On the other hand, the “silent fork” you described is possible with Group Tokenization. Group Tokenization is a much larger protocol change, where lots of different clients will need to faithfully implement a variety of specific rules around group creation, group flags, group operations, group “ancillary information”, “group authority UTXOs”, authority “capabilities”, “subgroup” delegation, the new group transaction format, “script templates”, and “script template encumbered groups”. It’s plausible that someone will get something wrong.
Again, my intention is not to have the Group Tokenization proposal abandoned – a large-scale “rethink” might be exactly what we need. I just want a smaller, incremental change which lets developers get started on tokens without risking much technical debt (if, e.g. we made some bad choices in rushing out a version of Group Tokenization).
One scalability difference is that in the Group tokenization proposal, the extra 32 bytes are the group identifier. So they repeat in every group transaction, and in general there are a lot more transactions than groups. They will therefore be highly compressible in disk or over the network, just by substituting small numbers for the currently most popular groups (e.g. LZW compression).
However, each inductive proof hash in CashTokens is unique and pseudo-random so therefore not compressible.
Yes, and moreover, the largest part of CashToken transactions will be their actual unlocking bytecode, since the network doesn’t keep track of any state for them. That’s why they are so low-risk: Hashed Witnesses/CashTokens specifically avoid making validation more stateful.
Without a doubt, a solution which makes transaction validation more stateful can probably save some storage space, but even comparing to current network activity, CashTokens would be among today’s smaller transactions. CashFusion transactions are regularly 10x-100x larger than CashToken transactions, and we’re not urgently concerned about their size. And CashToken fees will be as negligible as expected on BCH: users will pay fractions of a cent in 2020 USD per transaction.
There’s some huge misunderstanding that Group Tokens impacts scalability. It doesn’t, except in the sense that the blockchain is now carrying transactions for both BCH and USDT (for example). No token protocol will be able to have on-chain tokens without having token transactions! I’ve come to believe that people who take this scalability argument are being disingenuous – they should just say they don’t want tokens – rather than concern trolling.
Described that way – that BCH should be for BCH only – I can respect but entirely disagree with that argument. And I think that the market agrees with me based on the performance of BCH over the last few years.
To be fair, the original OP_GROUP proposal had a far a larger impact on scaling, and people might not know there’s a new spec.
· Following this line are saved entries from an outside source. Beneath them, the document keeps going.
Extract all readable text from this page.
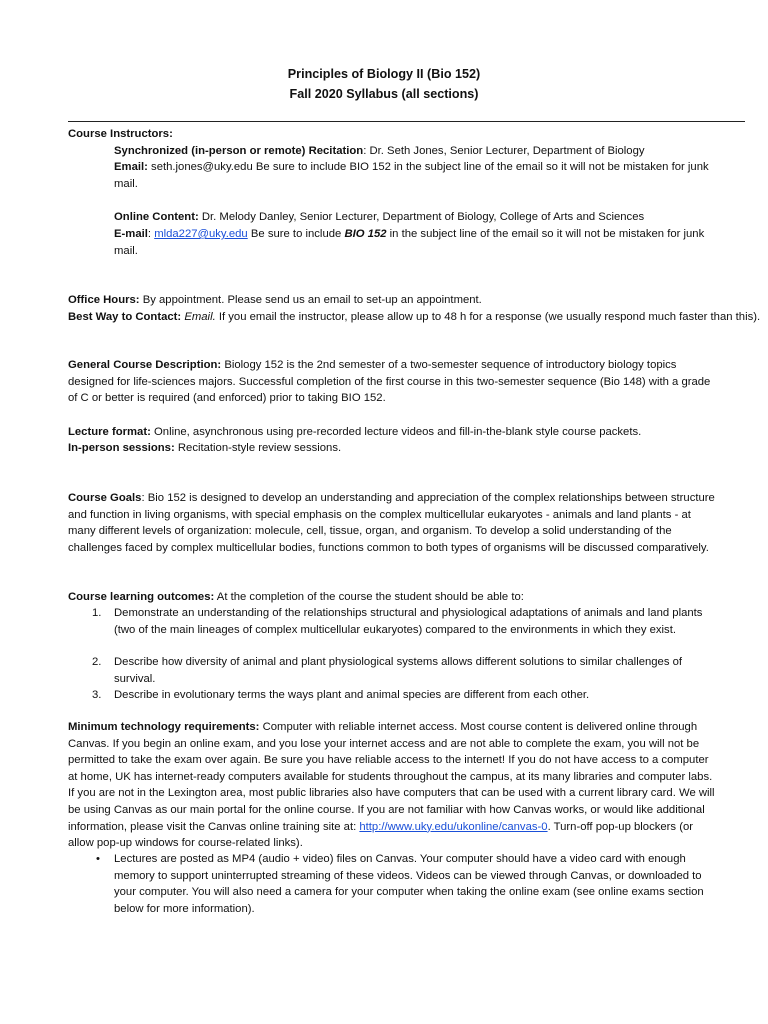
Principles of Biology II (Bio 152)
Fall 2020 Syllabus (all sections)

Course Instructors:

Synchronized (in-person or remote) Recitation: Dr. Seth Jones, Senior Lecturer, Department of Biology

Email: seth.jones@uky.edu Be sure to include BIO 152 in the subject line of the email so it will not be mistaken for junk mail.

Online Content: Dr. Melody Danley, Senior Lecturer, Department of Biology, College of Arts and Sciences

E-mail: mlda227@uky.edu Be sure to include BIO 152 in the subject line of the email so it will not be mistaken for junk mail.

Office Hours: By appointment. Please send us an email to set-up an appointment.

Best Way to Contact: Email. If you email the instructor, please allow up to 48 h for a response (we usually respond much faster than this).

General Course Description: Biology 152 is the 2nd semester of a two-semester sequence of introductory biology topics designed for life-sciences majors. Successful completion of the first course in this two-semester sequence (Bio 148) with a grade of C or better is required (and enforced) prior to taking BIO 152.

Lecture format: Online, asynchronous using pre-recorded lecture videos and fill-in-the-blank style course packets.

In-person sessions: Recitation-style review sessions.

Course Goals: Bio 152 is designed to develop an understanding and appreciation of the complex relationships between structure and function in living organisms, with special emphasis on the complex multicellular eukaryotes - animals and land plants - at many different levels of organization: molecule, cell, tissue, organ, and organism. To develop a solid understanding of the challenges faced by complex multicellular bodies, functions common to both types of organisms will be discussed comparatively.

Course learning outcomes: At the completion of the course the student should be able to:

1.	Demonstrate an understanding of the relationships structural and physiological adaptations of animals and land plants (two of the main lineages of complex multicellular eukaryotes) compared to the environments in which they exist.
2.	Describe how diversity of animal and plant physiological systems allows different solutions to similar challenges of survival.
3.	Describe in evolutionary terms the ways plant and animal species are different from each other.

Minimum technology requirements: Computer with reliable internet access. Most course content is delivered online through Canvas. If you begin an online exam, and you lose your internet access and are not able to complete the exam, you will not be permitted to take the exam over again. Be sure you have reliable access to the internet! If you do not have access to a computer at home, UK has internet-ready computers available for students throughout the campus, at its many libraries and computer labs. If you are not in the Lexington area, most public libraries also have computers that can be used with a current library card. We will be using Canvas as our main portal for the online course. If you are not familiar with how Canvas works, or would like additional information, please visit the Canvas online training site at: http://www.uky.edu/ukonline/canvas-0. Turn-off pop-up blockers (or allow pop-up windows for course-related links).

•	Lectures are posted as MP4 (audio + video) files on Canvas. Your computer should have a video card with enough memory to support uninterrupted streaming of these videos. Videos can be viewed through Canvas, or downloaded to your computer. You will also need a camera for your computer when taking the online exam (see online exams section below for more information).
Also, the latest spec reduces the amount of new state introduced into transaction validation, but it’s still not “new state"-free. There are real tradeoffs being made, even if you and I agree that tokens might be worth it.
A smaller, easily-reviewed change like PMv3 would give us a great opportunity to showcase the value of contract-integrated tokens on BCH. If we see a lot of on-chain applications, larger upgrade ideas like Group Tokenization will probably get more interest.
And with an active token-contract developer community, we’d have a lot more visibility into the token features BCH needs to support!